Something may have shifted in the Iran-US nuclear standoff on Tuesday, when the second round of indirect talks in Geneva ended with both sides having agreed on guiding principles and committed to continuing the process. For two countries that have often seemed unable to sustain diplomatic momentum for more than a single session, this represents a potentially significant turning point.
Iranian Foreign Minister Araghchi’s post-talks assessment was notably more positive than his remarks after the first round. He described the session as constructive, praised the progress made, and confirmed that draft texts would be exchanged ahead of a further meeting in about two weeks. He was careful to note, however, that a final agreement remained distant and that much difficult work lay ahead.

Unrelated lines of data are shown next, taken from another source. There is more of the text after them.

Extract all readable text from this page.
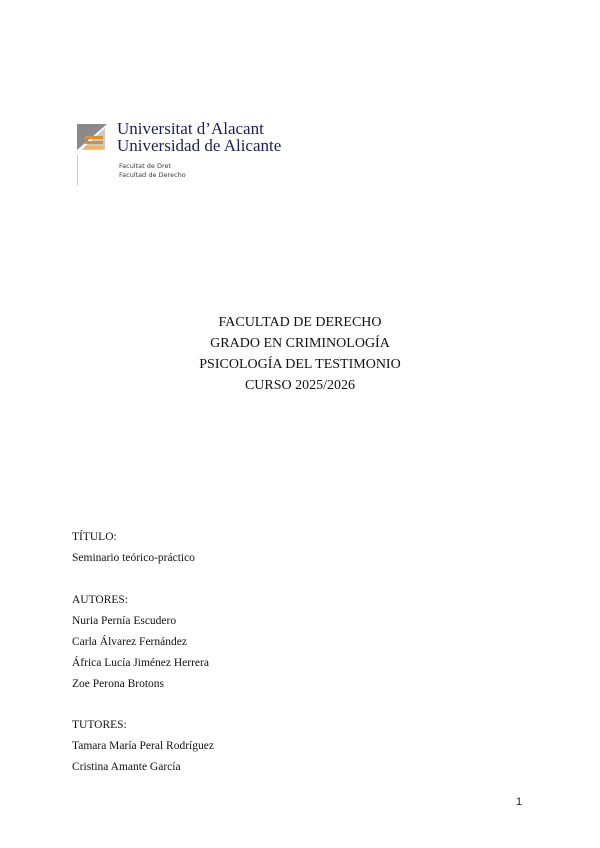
Universitat d’Alacant
Universidad de Alicante
Facultat de Dret
Facultad de Derecho
FACULTAD DE DERECHO
GRADO EN CRIMINOLOGÍA
PSICOLOGÍA DEL TESTIMONIO
CURSO 2025/2026
TÍTULO:
Seminario teórico-práctico
AUTORES:
Nuria Pernía Escudero
Carla Álvarez Fernández
África Lucía Jiménez Herrera
Zoe Perona Brotons
TUTORES:
Tamara María Peral Rodríguez
Cristina Amante García
1
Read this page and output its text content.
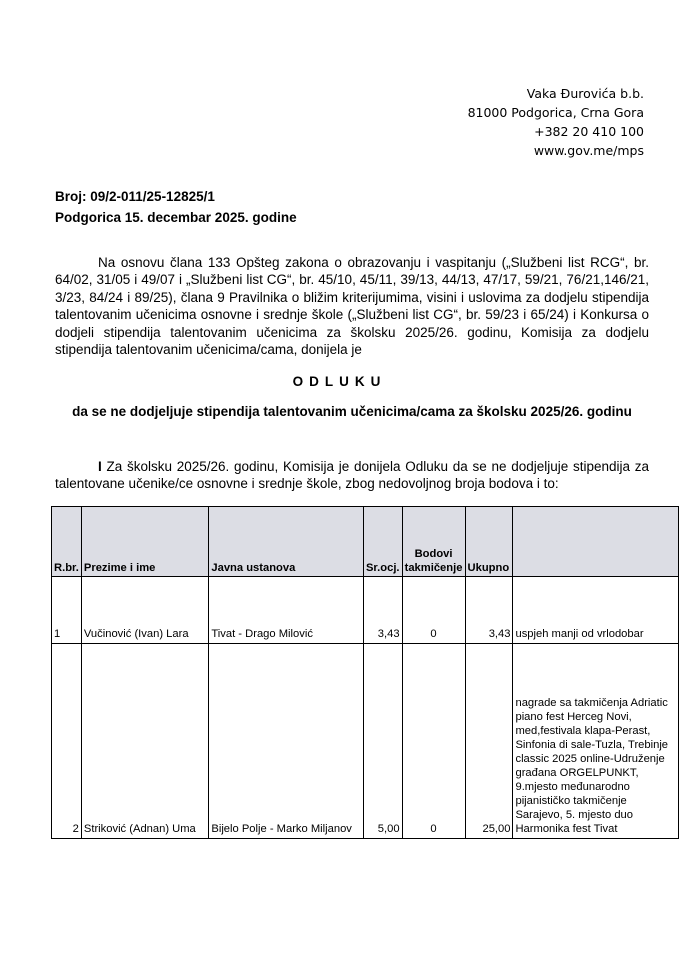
Vaka Đurovića b.b.
81000 Podgorica, Crna Gora
+382 20 410 100
www.gov.me/mps
Broj: 09/2-011/25-12825/1
Podgorica 15. decembar 2025. godine

Na osnovu člana 133 Opšteg zakona o obrazovanju i vaspitanju („Službeni list RCG“, br. 64/02, 31/05 i 49/07 i „Službeni list CG“, br. 45/10, 45/11, 39/13, 44/13, 47/17, 59/21, 76/21,146/21, 3/23, 84/24 i 89/25), člana 9 Pravilnika o bližim kriterijumima, visini i uslovima za dodjelu stipendija talentovanim učenicima osnovne i srednje škole („Službeni list CG“, br. 59/23 i 65/24) i Konkursa o dodjeli stipendija talentovanim učenicima za školsku 2025/26. godinu, Komisija za dodjelu stipendija talentovanim učenicima/cama, donijela je

ODLUKU
da se ne dodjeljuje stipendija talentovanim učenicima/cama za školsku 2025/26. godinu

I Za školsku 2025/26. godinu, Komisija je donijela Odluku da se ne dodjeljuje stipendija za talentovane učenike/ce osnovne i srednje škole, zbog nedovoljnog broja bodova i to:

R.br.	Prezime i ime	Javna ustanova	Sr.ocj.	Bodovi takmičenje	Ukupno	
1	Vučinović (Ivan) Lara	Tivat - Drago Milović	3,43	0	3,43	uspjeh manji od vrlodobar
2	Striković (Adnan) Uma	Bijelo Polje - Marko Miljanov	5,00	0	25,00	nagrade sa takmičenja Adriatic piano fest Herceg Novi, med,festivala klapa-Perast, Sinfonia di sale-Tuzla, Trebinje classic 2025 online-Udruženje građana ORGELPUNKT, 9.mjesto međunarodno pijanističko takmičenje Sarajevo, 5. mjesto duo Harmonika fest Tivat
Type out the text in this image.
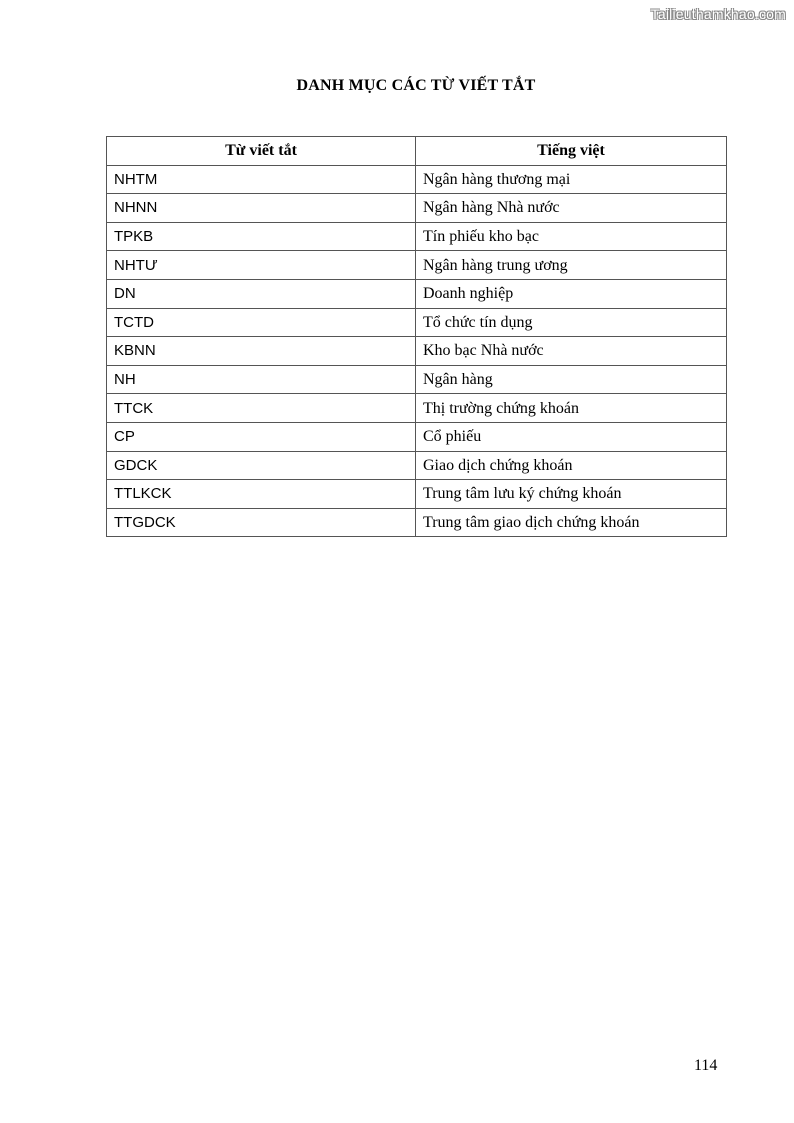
Tailieuthamkhao.com
DANH MỤC CÁC TỪ VIẾT TẮT
Từ viết tắt	Tiếng việt
NHTM	Ngân hàng thương mại
NHNN	Ngân hàng Nhà nước
TPKB	Tín phiếu kho bạc
NHTƯ	Ngân hàng trung ương
DN	Doanh nghiệp
TCTD	Tổ chức tín dụng
KBNN	Kho bạc Nhà nước
NH	Ngân hàng
TTCK	Thị trường chứng khoán
CP	Cổ phiếu
GDCK	Giao dịch chứng khoán
TTLKCK	Trung tâm lưu ký chứng khoán
TTGDCK	Trung tâm giao dịch chứng khoán
114
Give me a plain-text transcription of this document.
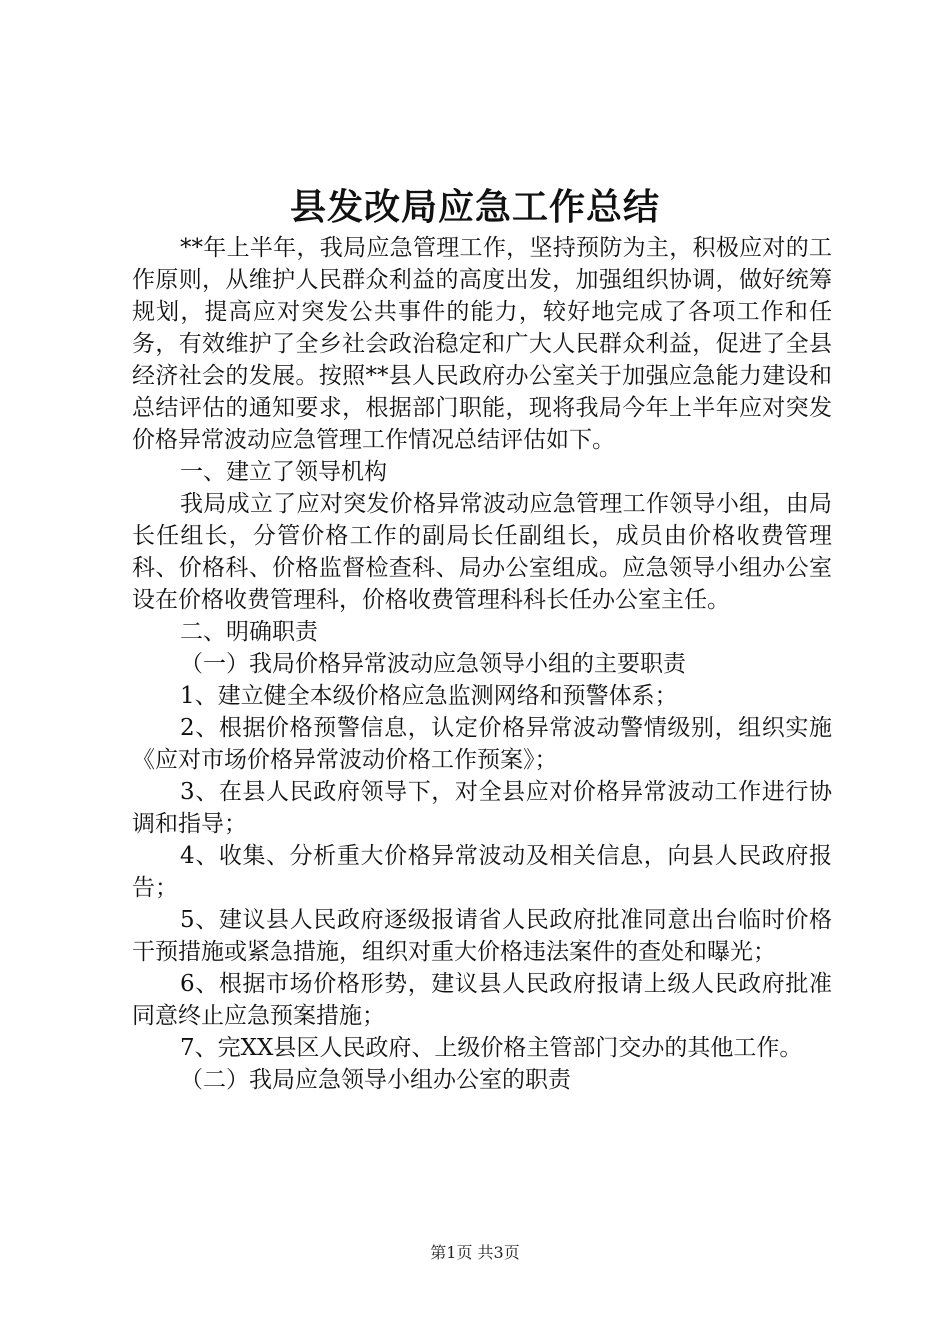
县发改局应急工作总结

**年上半年，我局应急管理工作，坚持预防为主，积极应对的工作原则，从维护人民群众利益的高度出发，加强组织协调，做好统筹规划，提高应对突发公共事件的能力，较好地完成了各项工作和任务，有效维护了全乡社会政治稳定和广大人民群众利益，促进了全县经济社会的发展。按照**县人民政府办公室关于加强应急能力建设和总结评估的通知要求，根据部门职能，现将我局今年上半年应对突发价格异常波动应急管理工作情况总结评估如下。

一、建立了领导机构

我局成立了应对突发价格异常波动应急管理工作领导小组，由局长任组长，分管价格工作的副局长任副组长，成员由价格收费管理科、价格科、价格监督检查科、局办公室组成。应急领导小组办公室设在价格收费管理科，价格收费管理科科长任办公室主任。

二、明确职责

（一）我局价格异常波动应急领导小组的主要职责

1、建立健全本级价格应急监测网络和预警体系；

2、根据价格预警信息，认定价格异常波动警情级别，组织实施《应对市场价格异常波动价格工作预案》；

3、在县人民政府领导下，对全县应对价格异常波动工作进行协调和指导；

4、收集、分析重大价格异常波动及相关信息，向县人民政府报告；

5、建议县人民政府逐级报请省人民政府批准同意出台临时价格干预措施或紧急措施，组织对重大价格违法案件的查处和曝光；

6、根据市场价格形势，建议县人民政府报请上级人民政府批准同意终止应急预案措施；

7、完XX县区人民政府、上级价格主管部门交办的其他工作。

（二）我局应急领导小组办公室的职责

第1页 共3页
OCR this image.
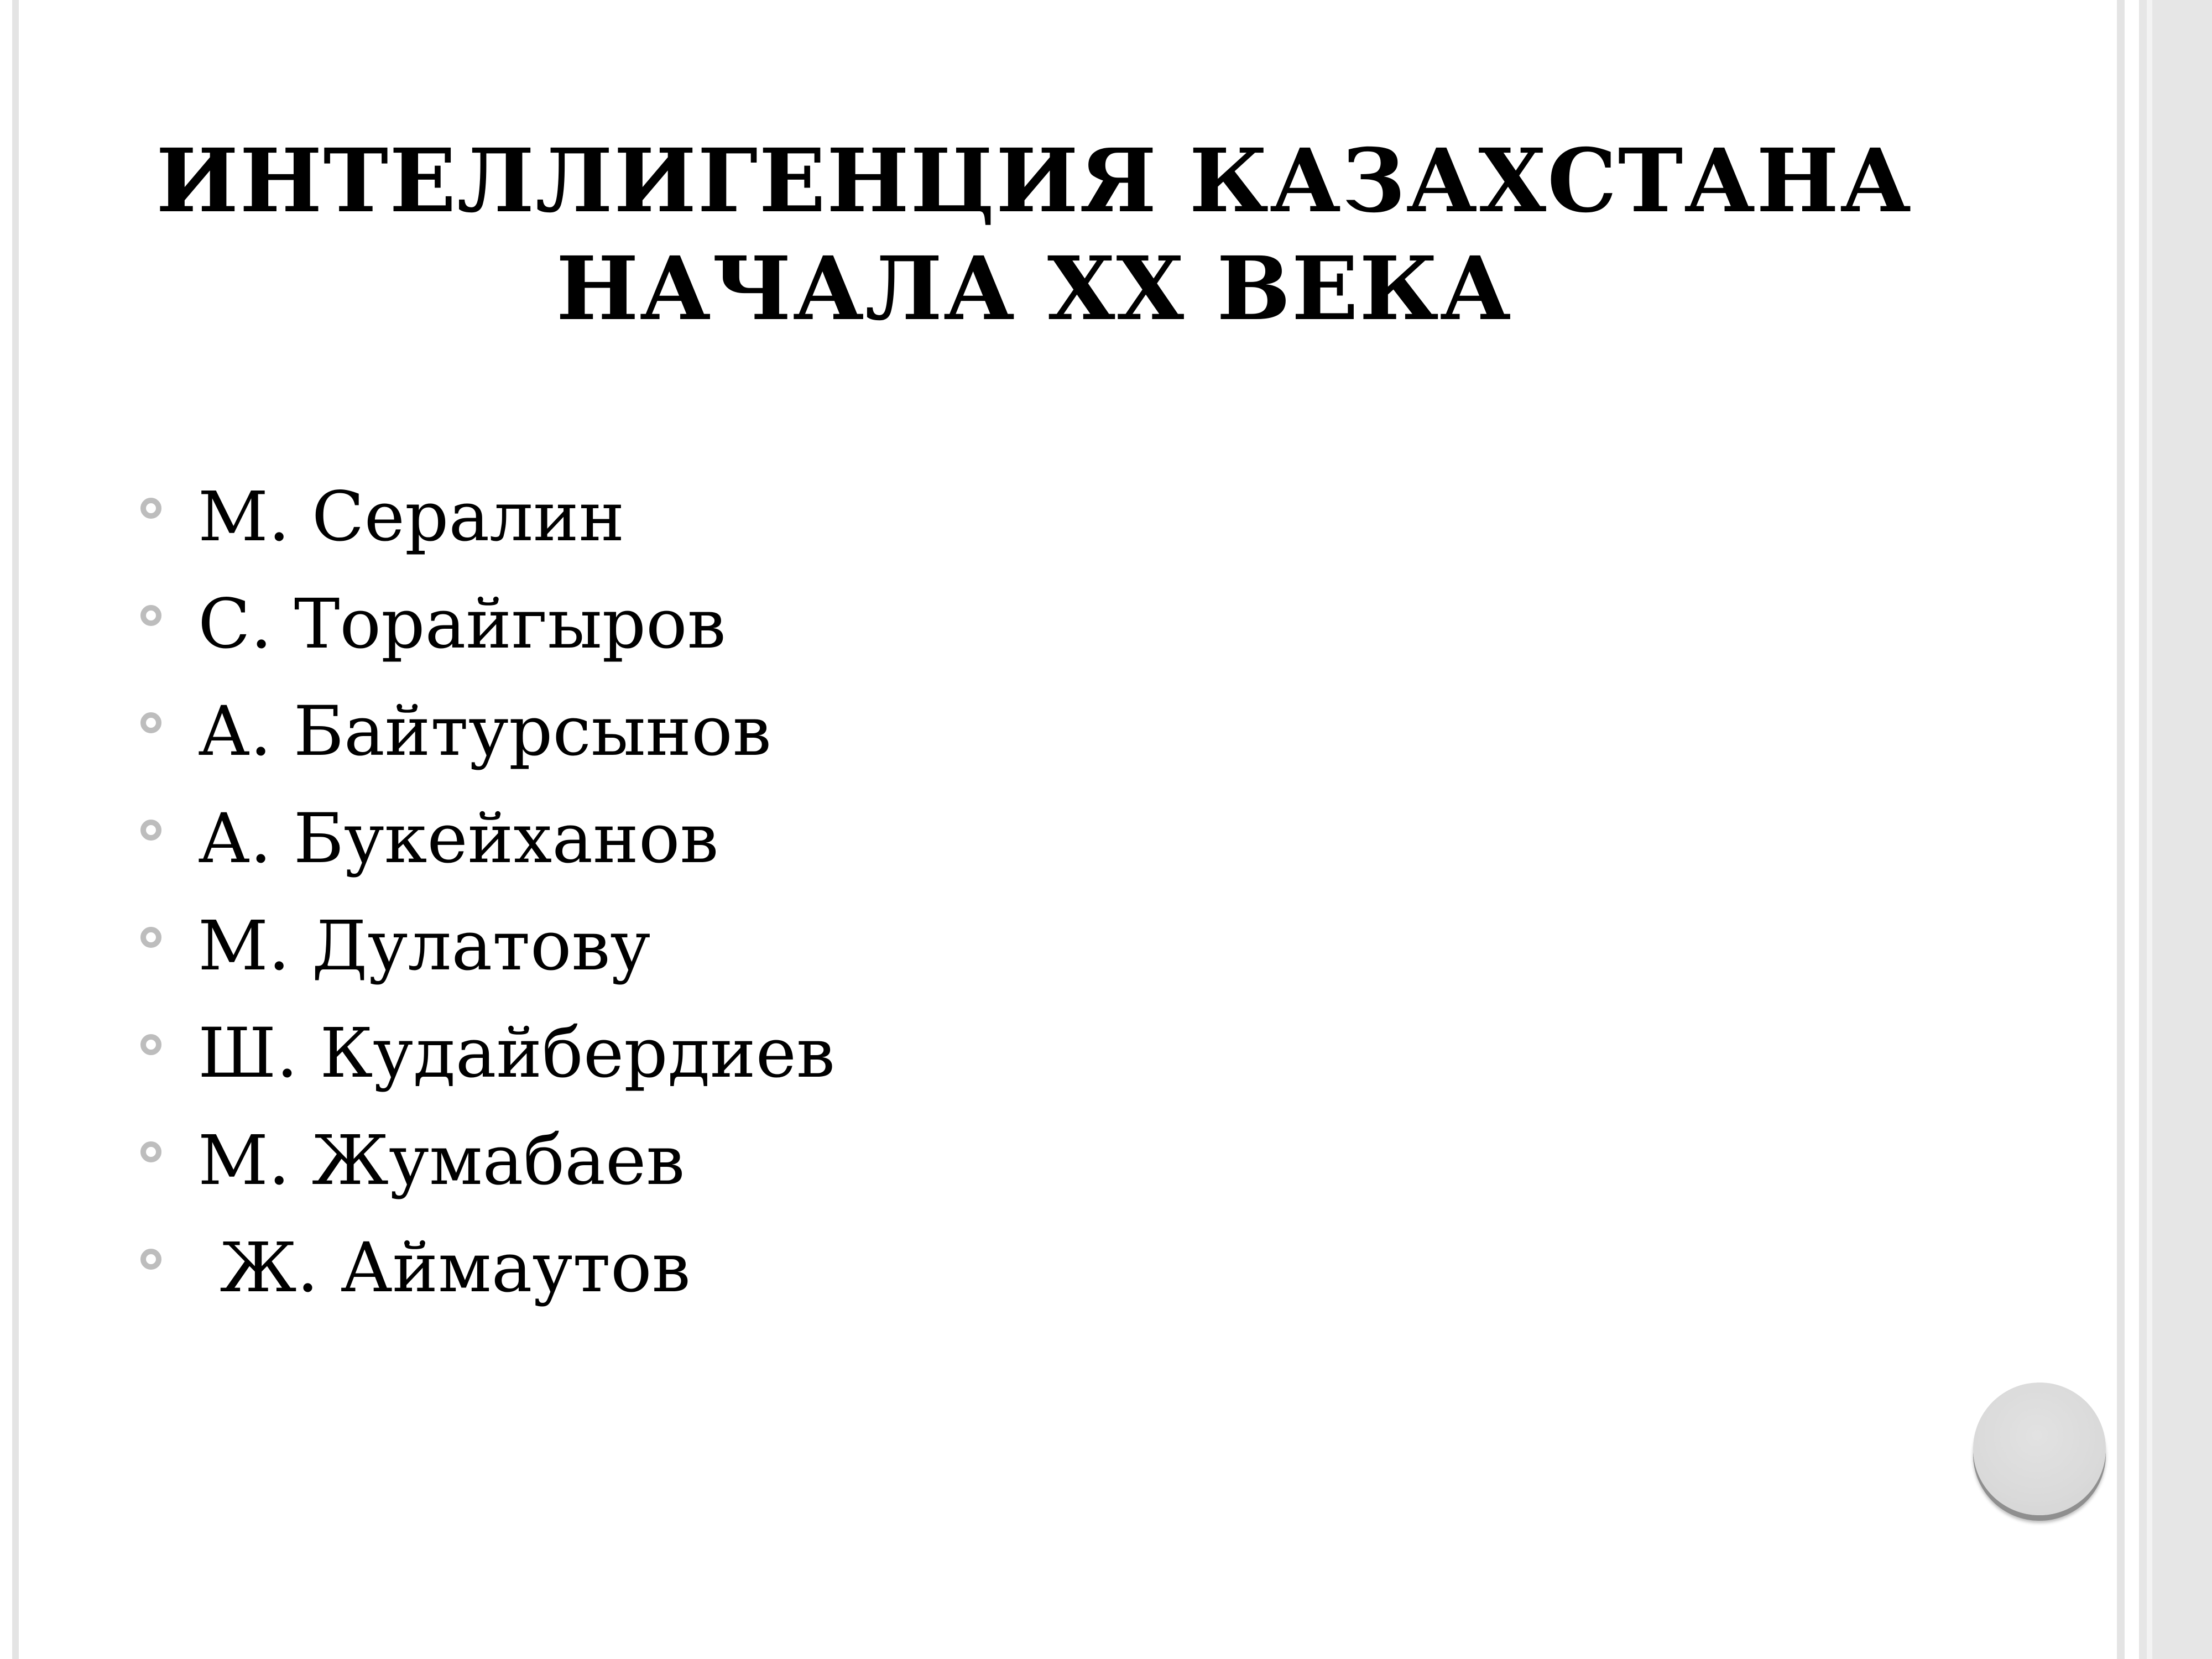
ИНТЕЛЛИГЕНЦИЯ КАЗАХСТАНА
НАЧАЛА XX ВЕКА
М. Сералин
С. Торайгыров
А. Байтурсынов
А. Букейханов
М. Дулатову
Ш. Кудайбердиев
М. Жумабаев
Ж. Аймаутов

The key Iranian offer on the table was the dilution of its near-weapons-grade uranium stockpile and expanded IAEA cooperation — steps that would meaningfully reduce the proliferation risk posed by Iran’s enrichment programme without requiring Tehran to abandon enrichment entirely. Iran also introduced broader diplomatic incentives, including a non-aggression pact and economic cooperation proposals.
The US continued to demand a complete halt to domestic enrichment, a position that Iran rejects on principle. The two sides also diverged on the length of any enrichment suspension and on the scope of IAEA access to nuclear facilities, some of which were damaged in recent American airstrikes and have not been fully inspected since.
The diplomatic progress unfolded against a backdrop of considerable tension: Khamenei’s military threats, US naval buildups, naval exercises near the Strait of Hormuz, and mass mourning ceremonies inside Iran for the victims of recent protests. With over 10,000 demonstrators facing trial and a reformist political movement being steadily suppressed, the Iran that sat across the table from American diplomats in Geneva was a country under enormous pressure from within and without.